Why Cyber Defence Is Like an Onion

The Survivability Onion, originally a military concept, is gaining traction in cyber‑defence circles because it flips the traditional "detect‑then‑respond" paradigm. By treating the outermost layer as a strategic decision—"don’t be there"—companies can dramatically reduce their attack surface. In practice, this means decommissioning legacy applications, consolidating cloud workloads, and pruning idle accounts, actions that not only diminish exposure but also simplify the security stack, leading to measurable cost savings.

For enterprises that cannot eliminate every asset, the onion’s inner layers prescribe camouflage techniques such as network segmentation, encryption, and deceptive technologies that make systems harder to discover. When a breach does occur, the model outlines rapid containment, forensic analysis, and resilient recovery pathways, ensuring business continuity. Crucially, de Villiers stresses that these steps require ownership from CISOs and CIOs rather than reliance on third‑party service providers, fostering a culture where security considerations are baked into product design and development pipelines.

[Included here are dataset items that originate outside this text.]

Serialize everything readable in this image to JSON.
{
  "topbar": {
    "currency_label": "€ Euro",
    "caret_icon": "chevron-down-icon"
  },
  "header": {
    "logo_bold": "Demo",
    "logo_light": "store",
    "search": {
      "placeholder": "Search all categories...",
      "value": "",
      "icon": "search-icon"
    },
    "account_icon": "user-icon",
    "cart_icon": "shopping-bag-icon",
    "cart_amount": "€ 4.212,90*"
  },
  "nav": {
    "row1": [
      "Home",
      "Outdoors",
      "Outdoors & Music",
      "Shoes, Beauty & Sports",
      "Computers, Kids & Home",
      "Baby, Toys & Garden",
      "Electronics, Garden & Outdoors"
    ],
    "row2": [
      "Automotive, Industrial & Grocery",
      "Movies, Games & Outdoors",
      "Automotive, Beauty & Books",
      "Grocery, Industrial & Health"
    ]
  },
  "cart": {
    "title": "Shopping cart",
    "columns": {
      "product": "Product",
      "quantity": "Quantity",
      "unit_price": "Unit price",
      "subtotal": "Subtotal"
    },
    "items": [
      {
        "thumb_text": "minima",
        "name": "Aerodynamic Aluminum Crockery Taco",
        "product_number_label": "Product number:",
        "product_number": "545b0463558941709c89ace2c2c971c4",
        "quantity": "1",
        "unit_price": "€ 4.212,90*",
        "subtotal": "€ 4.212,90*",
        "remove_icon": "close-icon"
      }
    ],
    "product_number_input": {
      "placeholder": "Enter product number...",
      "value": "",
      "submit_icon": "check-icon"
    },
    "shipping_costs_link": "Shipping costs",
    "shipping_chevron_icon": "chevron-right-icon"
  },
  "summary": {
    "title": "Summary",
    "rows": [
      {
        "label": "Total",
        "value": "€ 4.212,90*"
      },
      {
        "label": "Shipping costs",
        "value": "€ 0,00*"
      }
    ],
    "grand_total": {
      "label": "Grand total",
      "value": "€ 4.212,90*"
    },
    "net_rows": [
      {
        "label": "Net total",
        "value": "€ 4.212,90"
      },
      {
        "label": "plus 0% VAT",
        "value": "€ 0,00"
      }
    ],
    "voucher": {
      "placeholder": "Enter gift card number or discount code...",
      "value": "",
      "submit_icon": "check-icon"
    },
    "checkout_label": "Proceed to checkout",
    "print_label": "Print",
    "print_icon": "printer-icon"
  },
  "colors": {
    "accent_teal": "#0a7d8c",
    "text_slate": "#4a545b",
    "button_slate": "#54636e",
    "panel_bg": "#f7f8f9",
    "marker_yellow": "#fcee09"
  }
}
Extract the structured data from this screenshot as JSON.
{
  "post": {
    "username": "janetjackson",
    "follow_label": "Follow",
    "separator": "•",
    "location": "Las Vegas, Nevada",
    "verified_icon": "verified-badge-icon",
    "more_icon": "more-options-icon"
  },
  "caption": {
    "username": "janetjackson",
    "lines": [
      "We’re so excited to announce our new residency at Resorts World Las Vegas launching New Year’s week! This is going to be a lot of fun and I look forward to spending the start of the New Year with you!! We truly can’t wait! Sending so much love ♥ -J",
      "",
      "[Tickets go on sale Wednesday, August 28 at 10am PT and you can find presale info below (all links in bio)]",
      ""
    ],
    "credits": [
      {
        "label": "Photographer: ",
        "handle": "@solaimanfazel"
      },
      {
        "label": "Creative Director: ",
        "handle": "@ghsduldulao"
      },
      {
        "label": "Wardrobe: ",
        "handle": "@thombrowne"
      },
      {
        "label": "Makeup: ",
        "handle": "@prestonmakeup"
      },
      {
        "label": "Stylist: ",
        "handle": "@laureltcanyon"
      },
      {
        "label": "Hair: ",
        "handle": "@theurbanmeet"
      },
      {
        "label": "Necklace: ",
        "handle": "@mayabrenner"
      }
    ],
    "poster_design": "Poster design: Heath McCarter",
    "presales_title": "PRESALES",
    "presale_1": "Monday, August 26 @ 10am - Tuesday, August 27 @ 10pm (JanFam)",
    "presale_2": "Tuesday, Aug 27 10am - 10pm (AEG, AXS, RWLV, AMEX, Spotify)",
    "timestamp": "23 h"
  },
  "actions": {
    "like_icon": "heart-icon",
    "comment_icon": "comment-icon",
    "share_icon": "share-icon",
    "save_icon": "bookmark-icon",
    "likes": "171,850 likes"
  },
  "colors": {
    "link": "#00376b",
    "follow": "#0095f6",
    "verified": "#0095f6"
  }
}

The upcoming ITWeb Security Summit in Cape Town provides a platform for leaders to explore this framework in depth. As cyber‑threats grow more sophisticated, the onion approach offers a pragmatic, cost‑effective roadmap that aligns technical safeguards with executive strategy. Early adopters like Stitch report lower security expenditures and faster incident response times, signaling a shift toward proactive, layered defence that could become a new industry standard.